Over half of older homeowners think property could boost retirement funds
Over half (51%) of homeowners aged 45 and over plan to use their property to boost finances in later life, according to a report from the Equity Release Council.
The equity release trade body said that older homeowners – particularly those aged 45 to 64 – are reassessing the traditional role of property.
They are less likely than their older counterparts to see property as something to leave behind as an inheritance, for example. Instead, they are more likely to think of it as a multi-purpose financial tool that can support their own financial plans (55%), be used as a nest egg to meet unexpected expenses (49%) or help family members (25%).
Homeowners aged 45+ see their home as the most important contributing factor to their financial comfort in later life (68%), and over half (56%) feel they can benefit from its financial value while they still live there.
Later life lending
More than two fifths (44%) of over-45 homeowners feel taking out a mortgage or loan to access property wealth in later life is becoming a more common way to manage money, while 40% see it as a “reality” of ageing.

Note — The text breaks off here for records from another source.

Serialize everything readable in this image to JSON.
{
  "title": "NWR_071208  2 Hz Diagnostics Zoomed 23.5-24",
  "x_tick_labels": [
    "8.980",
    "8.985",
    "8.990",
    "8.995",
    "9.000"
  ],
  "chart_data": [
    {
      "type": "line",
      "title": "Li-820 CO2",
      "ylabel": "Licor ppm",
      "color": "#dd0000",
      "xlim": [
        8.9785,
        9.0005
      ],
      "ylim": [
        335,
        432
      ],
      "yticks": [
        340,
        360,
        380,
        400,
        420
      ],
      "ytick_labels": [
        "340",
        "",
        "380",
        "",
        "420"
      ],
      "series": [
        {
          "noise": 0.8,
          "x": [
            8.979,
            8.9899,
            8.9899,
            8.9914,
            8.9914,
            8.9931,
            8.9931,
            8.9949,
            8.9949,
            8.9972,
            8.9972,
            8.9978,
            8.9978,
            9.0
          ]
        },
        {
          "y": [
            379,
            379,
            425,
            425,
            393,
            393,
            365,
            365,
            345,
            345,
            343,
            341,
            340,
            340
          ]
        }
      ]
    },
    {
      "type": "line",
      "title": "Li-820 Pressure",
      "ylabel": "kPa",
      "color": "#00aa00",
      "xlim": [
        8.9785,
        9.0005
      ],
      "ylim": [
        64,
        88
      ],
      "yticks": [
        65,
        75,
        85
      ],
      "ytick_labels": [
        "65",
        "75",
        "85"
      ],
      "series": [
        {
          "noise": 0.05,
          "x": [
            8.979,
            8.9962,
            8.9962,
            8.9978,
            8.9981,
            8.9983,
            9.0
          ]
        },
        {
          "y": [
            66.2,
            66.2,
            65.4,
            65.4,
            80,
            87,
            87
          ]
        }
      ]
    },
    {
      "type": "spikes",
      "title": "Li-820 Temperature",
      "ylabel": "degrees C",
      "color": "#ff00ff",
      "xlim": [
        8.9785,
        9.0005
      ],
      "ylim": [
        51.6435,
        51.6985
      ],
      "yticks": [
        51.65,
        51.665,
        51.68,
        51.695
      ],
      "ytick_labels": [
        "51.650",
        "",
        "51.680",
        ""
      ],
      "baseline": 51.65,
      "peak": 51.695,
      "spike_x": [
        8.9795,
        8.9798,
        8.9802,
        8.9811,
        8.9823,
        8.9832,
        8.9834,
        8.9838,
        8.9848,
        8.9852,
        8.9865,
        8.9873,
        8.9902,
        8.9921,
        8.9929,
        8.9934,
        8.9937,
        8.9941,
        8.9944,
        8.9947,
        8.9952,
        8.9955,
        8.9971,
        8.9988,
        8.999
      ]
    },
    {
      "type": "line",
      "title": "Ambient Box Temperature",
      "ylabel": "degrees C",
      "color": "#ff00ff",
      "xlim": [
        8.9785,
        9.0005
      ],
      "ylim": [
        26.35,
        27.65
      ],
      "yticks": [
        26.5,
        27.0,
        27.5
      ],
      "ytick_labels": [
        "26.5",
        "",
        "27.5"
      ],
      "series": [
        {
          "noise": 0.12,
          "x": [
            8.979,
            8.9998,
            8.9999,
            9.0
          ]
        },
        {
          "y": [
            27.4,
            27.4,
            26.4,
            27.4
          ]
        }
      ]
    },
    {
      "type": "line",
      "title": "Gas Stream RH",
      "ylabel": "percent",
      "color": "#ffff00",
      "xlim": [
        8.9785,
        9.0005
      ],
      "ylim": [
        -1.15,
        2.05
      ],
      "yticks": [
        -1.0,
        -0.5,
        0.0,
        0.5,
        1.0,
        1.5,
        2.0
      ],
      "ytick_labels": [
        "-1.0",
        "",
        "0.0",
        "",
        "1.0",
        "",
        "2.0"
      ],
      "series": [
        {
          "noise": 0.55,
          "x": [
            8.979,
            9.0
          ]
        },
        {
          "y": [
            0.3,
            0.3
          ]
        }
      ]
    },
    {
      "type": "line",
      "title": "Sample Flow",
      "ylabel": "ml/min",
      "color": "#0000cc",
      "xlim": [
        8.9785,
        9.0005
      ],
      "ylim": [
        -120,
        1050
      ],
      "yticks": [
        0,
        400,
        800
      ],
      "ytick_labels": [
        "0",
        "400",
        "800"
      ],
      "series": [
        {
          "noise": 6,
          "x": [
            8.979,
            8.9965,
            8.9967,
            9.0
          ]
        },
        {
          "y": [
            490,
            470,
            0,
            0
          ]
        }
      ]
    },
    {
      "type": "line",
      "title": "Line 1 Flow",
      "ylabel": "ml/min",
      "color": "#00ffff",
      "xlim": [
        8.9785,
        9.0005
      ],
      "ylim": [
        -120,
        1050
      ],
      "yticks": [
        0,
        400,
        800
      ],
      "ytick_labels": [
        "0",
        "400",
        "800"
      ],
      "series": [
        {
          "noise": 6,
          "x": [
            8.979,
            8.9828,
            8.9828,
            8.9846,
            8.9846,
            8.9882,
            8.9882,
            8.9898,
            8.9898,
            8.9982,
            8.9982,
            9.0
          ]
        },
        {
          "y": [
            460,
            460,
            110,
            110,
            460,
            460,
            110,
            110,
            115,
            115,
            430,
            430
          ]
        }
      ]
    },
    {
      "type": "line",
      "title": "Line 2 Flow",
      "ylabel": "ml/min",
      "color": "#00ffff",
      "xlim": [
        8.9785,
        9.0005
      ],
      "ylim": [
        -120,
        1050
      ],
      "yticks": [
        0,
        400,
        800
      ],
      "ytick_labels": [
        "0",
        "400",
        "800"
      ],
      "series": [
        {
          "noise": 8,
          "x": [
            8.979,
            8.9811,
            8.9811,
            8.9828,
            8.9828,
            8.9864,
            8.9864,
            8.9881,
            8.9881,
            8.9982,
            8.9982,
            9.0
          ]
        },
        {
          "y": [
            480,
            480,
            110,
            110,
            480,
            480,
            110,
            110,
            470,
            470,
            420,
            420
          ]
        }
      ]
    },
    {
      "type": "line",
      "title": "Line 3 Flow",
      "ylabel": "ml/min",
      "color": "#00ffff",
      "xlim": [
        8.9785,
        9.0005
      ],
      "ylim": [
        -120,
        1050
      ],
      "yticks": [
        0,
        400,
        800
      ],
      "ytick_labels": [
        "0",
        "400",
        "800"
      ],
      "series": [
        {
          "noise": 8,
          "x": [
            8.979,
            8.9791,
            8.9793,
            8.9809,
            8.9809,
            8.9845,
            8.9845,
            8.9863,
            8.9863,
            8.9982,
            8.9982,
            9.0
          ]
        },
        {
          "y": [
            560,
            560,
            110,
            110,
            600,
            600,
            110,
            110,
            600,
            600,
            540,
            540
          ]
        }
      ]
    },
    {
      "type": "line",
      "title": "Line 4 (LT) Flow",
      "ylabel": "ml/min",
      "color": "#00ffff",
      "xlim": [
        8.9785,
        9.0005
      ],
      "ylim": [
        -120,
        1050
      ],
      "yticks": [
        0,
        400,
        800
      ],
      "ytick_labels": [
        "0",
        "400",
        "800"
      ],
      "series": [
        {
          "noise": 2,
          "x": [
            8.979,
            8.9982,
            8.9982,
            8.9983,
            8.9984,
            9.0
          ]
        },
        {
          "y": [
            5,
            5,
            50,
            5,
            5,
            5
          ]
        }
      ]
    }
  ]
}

Only 34% feel they have no need to consider this option either now or in future, including just 30% of those aged 45-64.
David Burrowes, chairman of the Equity Release Council said: “The UK’s ageing population and changing retirement landscape means people are increasingly thinking of property as a multi-purpose financial asset – particularly those aged 45 to 64, the retirees of tomorrow. Property is often a person’s single largest asset and makes a significant contribution to homeowners’ personal finances as well as providing a place to live.
“Changing attitudes to property are significant given the financial challenges facing our ageing population as they seek to live longer, healthier lives. Many people have made inadequate provision for their retirement and care needs, while others have younger family to support. Consequently, bricks and mortar have become a vital piece of the retirement funding jigsaw, to benefit people during their lifetime as well as their families.
Will Hale, CEO of equity release adviser, Key, added: “For over-65s today, wealth is intrinsically linked to bricks and mortar with 40p in every pound that they own tied up in property. Historically, people have seen their house as a home and potentially as an inheritance to pass on to the next generation but this report clearly highlights that not only is that perception changing but that it has to change.
“With pension savings failing to keep up with the increase in longevity, the vast majority of people will need to carefully consider how they maximise all their assets in retirement. Whether they conclude they want to use property as a nest egg, a source of income or to provide a helping hand to the younger generation, ignoring 40% of their net worth just doesn’t make sense.”